Помните сцену из «Супермена», где Марго Киддер вываливается из вертолета, а Кристофер Рив, подхватывая ее, говорит: «Не волнуйся, я тебя поймал». А она отвечает: «Ты поймал меня? А кто поймает тебя?» Вот откуда эта наша с Эриком шутка. Он всегда так говорит. Невозможно передать, как эта фраза действует на меня, заставляет чувствовать себя любимой и защищенной, словно меня и вправду держат затянутые в синюю лайкру внушительные бицепсы. Но все, у кого такая же долгая история отношений, как у нас с Эриком, поймут значение таких вот на первый взгляд бессмысленных фразочек.
Если бы все это происходило на экране, за этим последовала бы торжественная музыка, но сейчас нам было не до романтики. Потому что для приготовления яиц по-бургундски недостаточно было отправить в помойку десяток, пытаясь сварить их в красном вине (это был единственный алкогольный напиток, который нашелся в этой ужасной квартире, куда мы имели глупость переехать). Из упаковки хлеба для сэндвичей я достала три кусочка. Из каждого вырезала аккуратный кружочек формочкой для печенья из большого набора формочек, который мне подарила на Рождество мама Эрика, — при переезде мы чуть было его не выбросили. Разгребла одну из трех работающих конфорок на плите (все умные люди, снимающие квартиры в Нью-Йорке, перед подписанием договора ренты всегда проверяют, все ли конфорки работают, но я, как всегда, забываю). Поставила на огонь сковородку и вывалила на нее полпачки масла.
— Так что твоя мама сказала?
— Хотела узнать, забронировала ли я столик в стейкхаусе.

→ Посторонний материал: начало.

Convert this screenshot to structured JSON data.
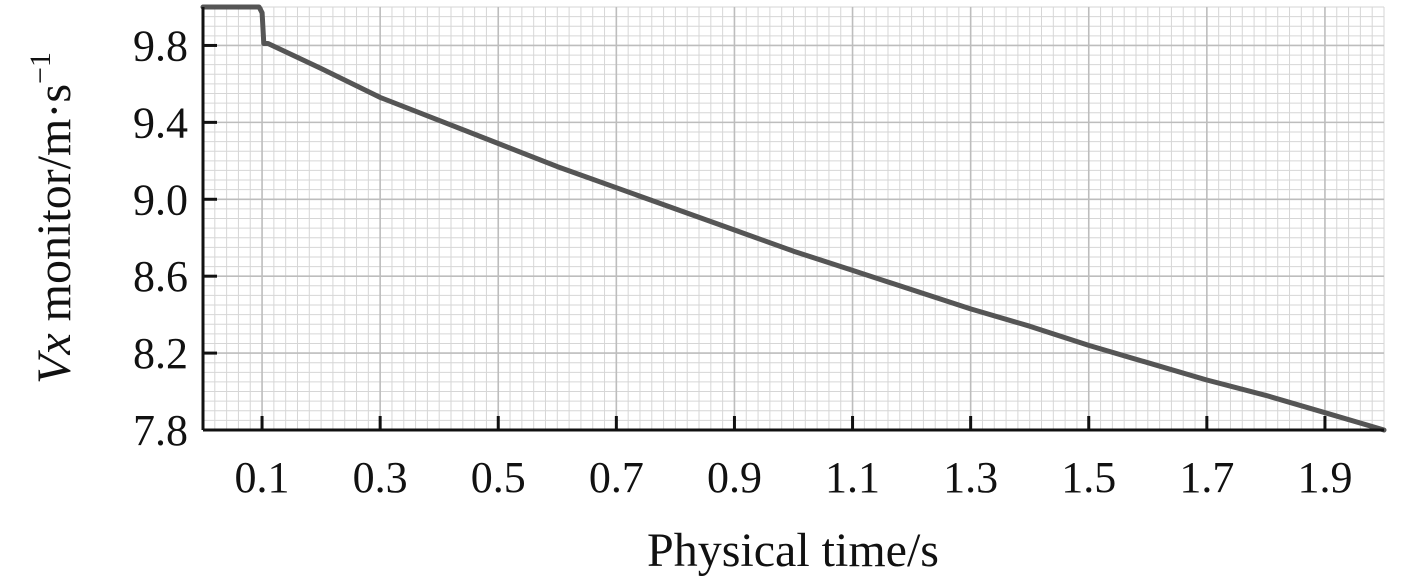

Моя семейка приезжает к нам в гости почти каждую осень на папин день рождения — папа любит в день своего рождения ходить на бродвейский мюзикл и в стейкхаус «Питер Люгер» в Уильямсбурге, где неизменно заказывает тарелку шпината со сливками, стейк на шестерых и пару порций сухого мартини. В этом году, ввиду неблагоприятного стечения обстоятельств, ему предстоит отметить день рождения, помогая истеричной дочке закончить переезд из квартиры в Бэй-Ридж.
— Они серьезно собираются здесь ночевать?
Я пронзила мужа взглядом, который был ему хорошо знаком.
— Да. А что?
Эрик пожал плечами и покачал головой.
— Ничего. — Но в глаза мне смотреть не стал.
Моя мать — маньяк чистоты, отец — отчасти исправившийся грязнуля. Эти двое умудрились воспитать двоих детей, одному из которых наплевать на порядок, притом что внешний вид его неизменно остается безукоризненным, и второго, который считает личным позором любое нарушение порядка, будь то хозяйство или гигиена, однако, постоянно пребывая на грани истерики, в результате имеет полный бардак почти всегда и почти везде. Угадайте, кто из них я.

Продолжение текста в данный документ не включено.